A Fourth Amended Complaint supersedes the original Complaint and Third Amended Complaint. Ferdik v. Bonzelet, 963 F.2d 1258, 1262 (9th Cir. 1992); Hal Roach Studios v. Richard Feiner & Co., 896 F.2d 1542, 1546 (9th Cir. 1990). After amendment, the Court will treat the original Complaint and Third Amended Complaint as nonexistent. Ferdik, 963 F.2d at 1262. Any cause of action that was raised in the original complaint, first amended complaint, second amended complaint or third amended complaint and that was voluntarily dismissed or was dismissed without prejudice is waived if it is not alleged in a Fourth Amended Complaint. Lacey v. Maricopa County, 693 F.3d 896, 928 (9th Cir. 2012) (en banc).

V. Warnings

A. Release

Plaintiff must pay the unpaid balance of the filing fee within 120 days of his release. Also, within 30 days of his release, he must either (1) notify the Court that he intends to pay the balance or (2) show good cause, in writing, why he cannot. Failure to comply may result in dismissal of this action.

B. Address Changes

Plaintiff must file and serve a notice of a change of address in accordance with Rule 83.3(d) of the Local Rules of Civil Procedure. Plaintiff must not include a motion for other relief with a notice of change of address. Failure to comply may result in dismissal of this action.

C. Copies

Plaintiff must submit an additional copy of every filing for use by the Court. See LRCiv 5.4. Failure to comply may result in the filing being stricken without further notice to Plaintiff.

D. Possible "Strike"

Because the Third Amended Complaint has been dismissed for failure to state a claim, if Plaintiff fails to file a Fourth Amended Complaint correcting the deficiencies identified in this Order, the dismissal may count as a "strike" under the "3-strikes" provision of 28 U.S.C. § 1915(g). Under the 3-strikes provision, a prisoner may not bring a civil action or appeal a civil judgment in forma pauperis under 28 U.S.C. § 1915 "if the prisoner has, on 3 or more prior occasions, while incarcerated or detained in any facility, brought an action or appeal in a court of the United States that was dismissed on the grounds that it is frivolous, malicious, or fails to state a claim upon which relief may be granted, unless the prisoner is under imminent danger of serious physical injury." 28 U.S.C. § 1915(g).

E. Possible Dismissal

If Plaintiff fails to timely comply with every provision of this Order, including these warnings, the Court may dismiss this action without further notice. See Ferdik, 963 F.2d at 1260-61 (a district court may dismiss an action for failure to comply with any order of the Court).

IT IS ORDERED:

(1) The Third Amended Complaint (Doc. 14) is dismissed for failure to state a claim. Defendant Corrections Corporation of America is dismissed with prejudice. Plaintiff has 30 days from the date this Order is filed to file a Fourth Amended Complaint in compliance with this Order.

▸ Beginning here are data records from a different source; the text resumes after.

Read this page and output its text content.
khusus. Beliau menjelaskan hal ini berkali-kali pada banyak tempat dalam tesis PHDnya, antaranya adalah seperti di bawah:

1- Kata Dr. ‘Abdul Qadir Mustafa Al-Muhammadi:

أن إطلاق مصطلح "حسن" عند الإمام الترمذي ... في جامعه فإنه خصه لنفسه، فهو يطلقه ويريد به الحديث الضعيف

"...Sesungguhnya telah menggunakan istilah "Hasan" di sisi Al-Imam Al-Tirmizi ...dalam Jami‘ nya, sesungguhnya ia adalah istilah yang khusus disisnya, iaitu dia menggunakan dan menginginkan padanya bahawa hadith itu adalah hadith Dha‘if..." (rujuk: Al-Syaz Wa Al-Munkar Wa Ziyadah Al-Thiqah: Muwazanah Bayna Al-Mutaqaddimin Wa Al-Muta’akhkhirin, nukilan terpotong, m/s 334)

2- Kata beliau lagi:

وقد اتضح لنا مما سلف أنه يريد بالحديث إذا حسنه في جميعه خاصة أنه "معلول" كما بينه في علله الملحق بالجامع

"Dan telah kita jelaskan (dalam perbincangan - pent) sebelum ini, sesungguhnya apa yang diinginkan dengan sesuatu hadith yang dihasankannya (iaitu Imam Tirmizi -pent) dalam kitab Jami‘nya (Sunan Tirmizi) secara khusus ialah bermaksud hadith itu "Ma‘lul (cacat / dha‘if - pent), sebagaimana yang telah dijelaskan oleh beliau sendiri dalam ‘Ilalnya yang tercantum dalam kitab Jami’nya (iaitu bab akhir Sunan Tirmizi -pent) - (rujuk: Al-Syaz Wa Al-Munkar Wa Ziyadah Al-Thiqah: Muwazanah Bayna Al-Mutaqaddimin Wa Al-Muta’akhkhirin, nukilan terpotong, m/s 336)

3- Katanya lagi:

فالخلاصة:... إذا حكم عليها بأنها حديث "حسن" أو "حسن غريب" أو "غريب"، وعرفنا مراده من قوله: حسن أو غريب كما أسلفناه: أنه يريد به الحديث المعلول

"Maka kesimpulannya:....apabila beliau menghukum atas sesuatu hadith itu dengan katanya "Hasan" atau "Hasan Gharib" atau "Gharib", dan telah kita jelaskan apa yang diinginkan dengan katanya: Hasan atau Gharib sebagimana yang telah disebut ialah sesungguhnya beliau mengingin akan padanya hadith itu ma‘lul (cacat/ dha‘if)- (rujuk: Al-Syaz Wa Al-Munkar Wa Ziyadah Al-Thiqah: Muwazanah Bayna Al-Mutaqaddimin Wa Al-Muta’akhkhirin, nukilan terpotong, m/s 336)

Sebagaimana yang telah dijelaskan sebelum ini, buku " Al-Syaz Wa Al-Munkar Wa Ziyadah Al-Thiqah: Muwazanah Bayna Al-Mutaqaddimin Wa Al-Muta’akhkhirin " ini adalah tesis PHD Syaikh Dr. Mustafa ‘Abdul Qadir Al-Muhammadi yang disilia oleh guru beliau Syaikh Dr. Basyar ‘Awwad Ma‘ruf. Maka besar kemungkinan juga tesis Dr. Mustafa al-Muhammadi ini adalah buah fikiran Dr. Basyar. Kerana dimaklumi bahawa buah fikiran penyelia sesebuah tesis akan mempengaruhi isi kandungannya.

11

(2) If Plaintiff fails to file a Fourth Amended Complaint within 30 days, the Clerk of Court must, without further notice, enter a judgment of dismissal of this action with prejudice that states that the dismissal may count as a "strike" under 28 U.S.C. § 1915(g).

(3) Plaintiff's Request for an Order (Doc. 15) is denied.

(4) The Clerk of Court must mail Plaintiff a court-approved form for filing a civil rights complaint by a prisoner.